Lost Highway | Fish and Friends | Citizen Schutze

Lost Highway

Hunter, then Hyde: All I have to say is...WOW! ("Cruising With the Whore Cop," by Jesse Hyde, September 7.) Nice journalism. Very graphic. It shows a point of view like no other I've been acquainted with. A bit Thompson-esque.

Give this man a raise! He deserves it.

Rachel Tague

Detroit

Truck-stop hookers: Great story on lot lizards! You really captured it.

Carolyn Magner

Tuscaloosa, Alabama

Killer johns: I remember hearing in the news about the truck-stop hooker killer. It was always on the news here. I am a human relations graduate student at OU and deal a lot with what people do not want to, even though these are the people who need the most help. I just wanted to say I think you did a great job trying to give these women a "human" status. Most people do not even bother talking to them let alone read about them. Maybe someone will read this and want to do something. Often people think of hookers as meat--like they're cleaning society. Anyway, thanks for the story.

Lindsay Hamilton

Norman, Oklahoma

Fish and Friends

The guest that doesn't leave: We moved back to Houston after 20 years in Dallas. As a native Houstonian, I was (and am) proud of the Houston response to Katrina evacuees ("The Rip," by Jim Schutze, September 7). I am no bleeding heart liberal--in fact, quite the opposite--but I saw this outreach as the possibility to profoundly change the lives of people who had been stuck in poverty for generations. I have found in my own life that some of the darkest times in my life have ultimately led to the best possible things I could have desired. So with the evacuees: People who had suffered through a hellacious tragedy would find that there was a whole different world out there. They would have the chance to make a new life for themselves and especially their children.

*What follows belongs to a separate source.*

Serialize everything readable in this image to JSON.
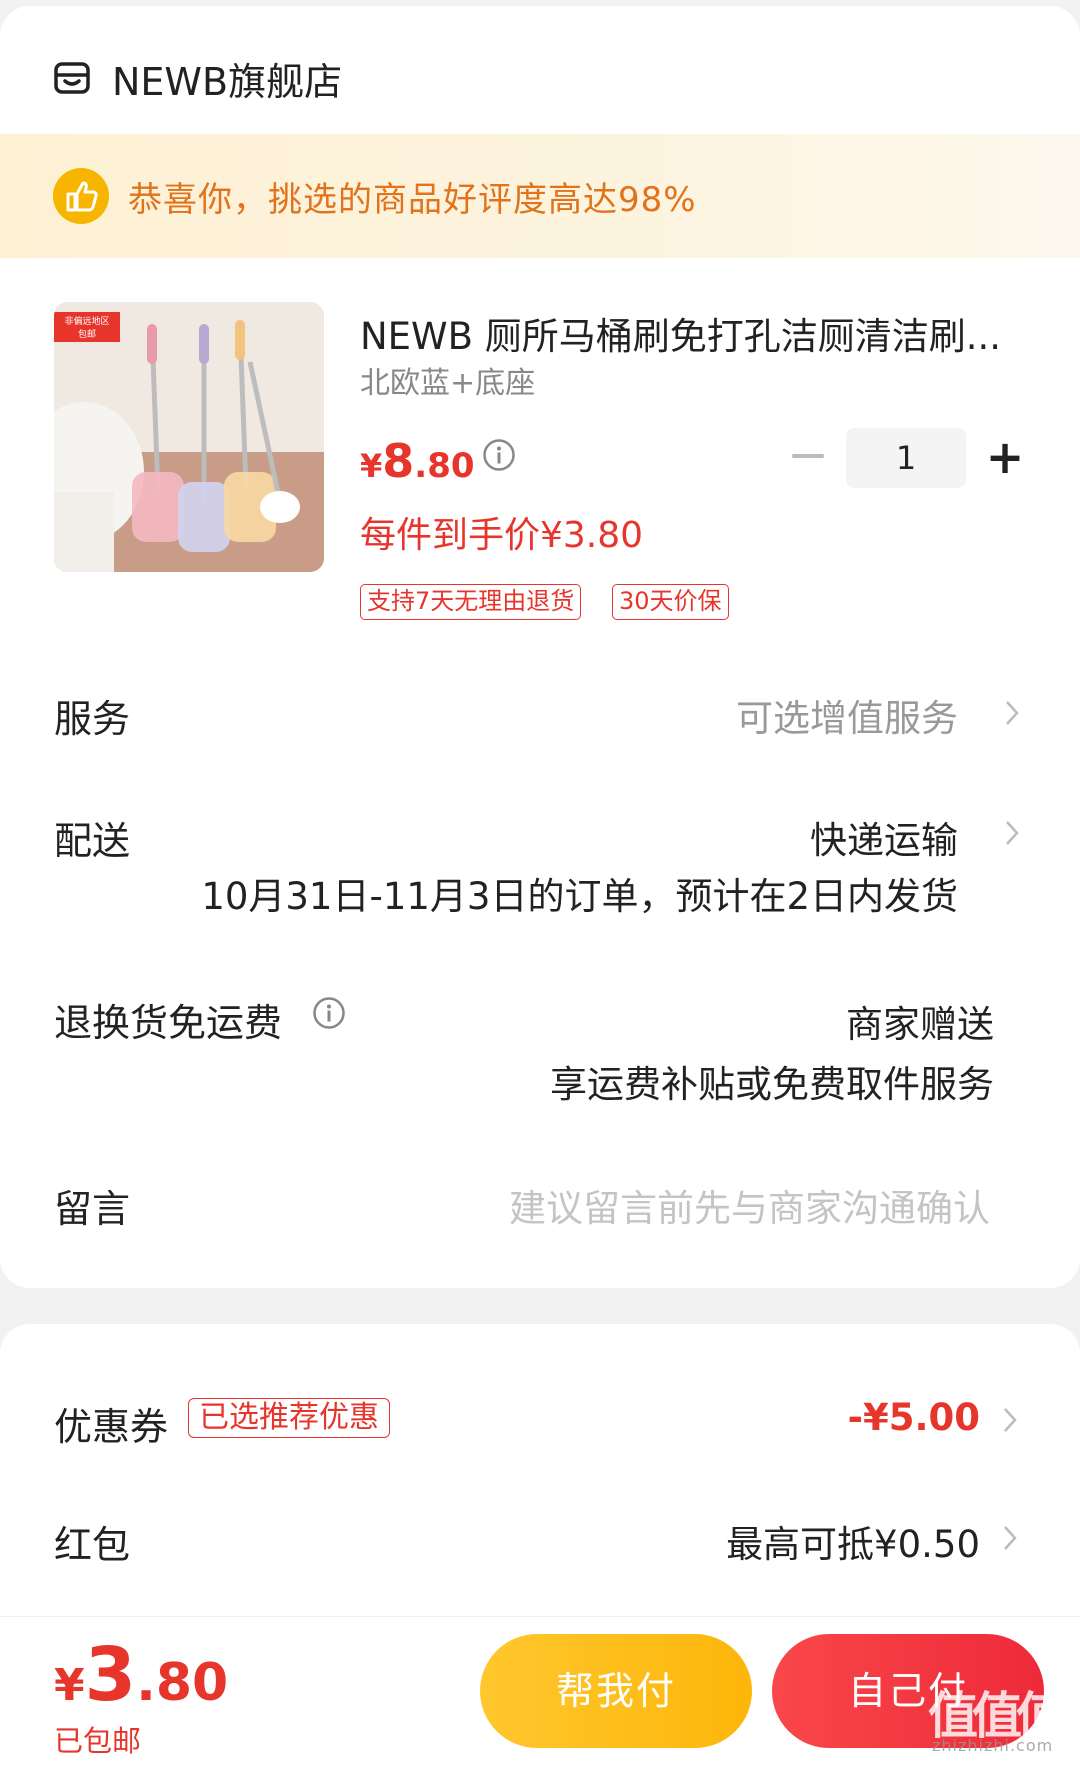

It is so disappointing to find that this has not happened, that there are still thousands of people living in Houston who have not found work nor even given a thought to doing so, even though jobs are available. They are surrounded by the same aura of crime and misery that smothered them in New Orleans, and they are making the neighborhoods where they reside miserable. Co-workers that live in areas where large segments of the evacuees now live in apartment complexes are bemoaning the rising crime and stores that are closing. In some complexes, all non-Katrina tenants have moved out.

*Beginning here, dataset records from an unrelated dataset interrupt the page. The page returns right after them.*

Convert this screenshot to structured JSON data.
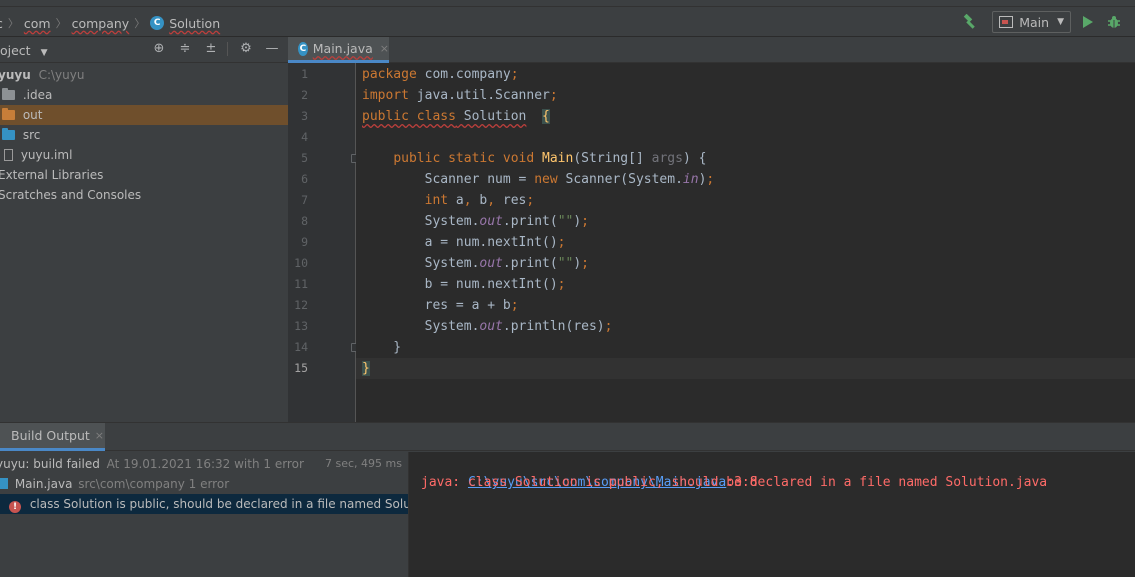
{
  "breadcrumb": {
    "items": [
      "c",
      "com",
      "company",
      "Solution"
    ],
    "class_icon_letter": "C"
  },
  "toolbar": {
    "run_config_label": "Main"
  },
  "project_panel": {
    "title": "oject",
    "tree": [
      {
        "label": "yuyu",
        "path": "C:\\yuyu",
        "kind": "module"
      },
      {
        "label": ".idea",
        "kind": "folder",
        "color": "#8d9194"
      },
      {
        "label": "out",
        "kind": "folder",
        "color": "#c77e39"
      },
      {
        "label": "src",
        "kind": "folder",
        "color": "#3592c4"
      },
      {
        "label": "yuyu.iml",
        "kind": "file"
      },
      {
        "label": "External Libraries",
        "kind": "group"
      },
      {
        "label": "Scratches and Consoles",
        "kind": "group"
      }
    ]
  },
  "editor": {
    "tab_label": "Main.java",
    "tab_close": "×",
    "line_numbers": [
      "1",
      "2",
      "3",
      "4",
      "5",
      "6",
      "7",
      "8",
      "9",
      "10",
      "11",
      "12",
      "13",
      "14",
      "15"
    ],
    "current_line": 15
  },
  "build": {
    "tab_label": "Build Output",
    "tab_close": "×",
    "tree": {
      "root_name": "yuyu: build failed",
      "root_detail": "At 19.01.2021 16:32 with 1 error",
      "root_time": "7 sec, 495 ms",
      "file_name": "Main.java",
      "file_detail": "src\\com\\company 1 error",
      "error_message": "class Solution is public, should be declared in a file named Solution.java"
    },
    "output": {
      "link": "C:\\yuyu\\src\\com\\company\\Main.java",
      "location": ":3:8",
      "message": "java: class Solution is public, should be declared in a file named Solution.java"
    }
  },
  "colors": {
    "keyword": "#cc7832",
    "method": "#ffc66d",
    "field_italic": "#9876aa",
    "string": "#6a8759",
    "error": "#ff6b68",
    "link": "#589df6",
    "accent": "#4a88c7"
  }
}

We were fortunate in that we also acquired many people who have settled in, are productive and who add to the value of the city, but many of them have said that they had planned on leaving New Orleans before Katrina because the city of New Orleans was such a mess, politically, socially and economically. Katrina just pushed up the timeline for these folks. But what do you do to get through to people who do not have initiative and want to continue to be guests rather than part of the family?

I cannot diminish what these folks suffered, and I hate the ungracious thoughts I have, but you did a great job of summarizing the thoughts and feelings of many. I hope someone can find a way to resolve this situation, but continued welfare is not the answer.

Suzanne Davis

Houston

Your honky-tonk world: I am victim of Katrina and I thought that your statements were very closed-minded, selfish and unfair. How would you feel if your whole Texas honky-tonk world was taken from under you without warning? How would you handle it? The people who didn't leave the city "really did not have a way to evacuate"--besides, that's something we New Orleanians don't do! Just like you white folks don't want us here, we don't want to be here! If that cocksucker of a president would have been paying attention to the fucking news and current events we would not have had this problem.

Koy Lewis

Irving

Citizen Schutze

November means NO: Amen, Sister Sharon (Boyd, Letters, September 7), I second or first the nomination. Jim Schutze should be awarded the title of "most impactful" citizen/journalist (best investigative reporter). Elbert Hubbard said of such character, "There is a man whose form should be cast in deathless bronze and the statue placed in every college of the land. It is not book-learning young men need, nor instruction about this and that, but a stiffening of the vertebrae which will cause them to be loyal to a trust, to act promptly, concentrate their energies: do the thing--'Carry a message to Garcia.'"

And amen to other letters about this "Eye Candy for Suckers" (August 31), and a a big amen to a "start from scratch." How do we start over? You've asked the multimillion-dollar question here. How do many people like myself, who have stood near the sidelines and cheered for news such as Jim hands us, take action on such facts? What to do?

"Eye Candy for Suckers" surely will keep many of us radioactive for stopping those "idiot highways," and stopping those idiots from getting even more multimillions from us on this November's ballot. As for this November, I'd think it's as simple as most of us just saying, November is for NO.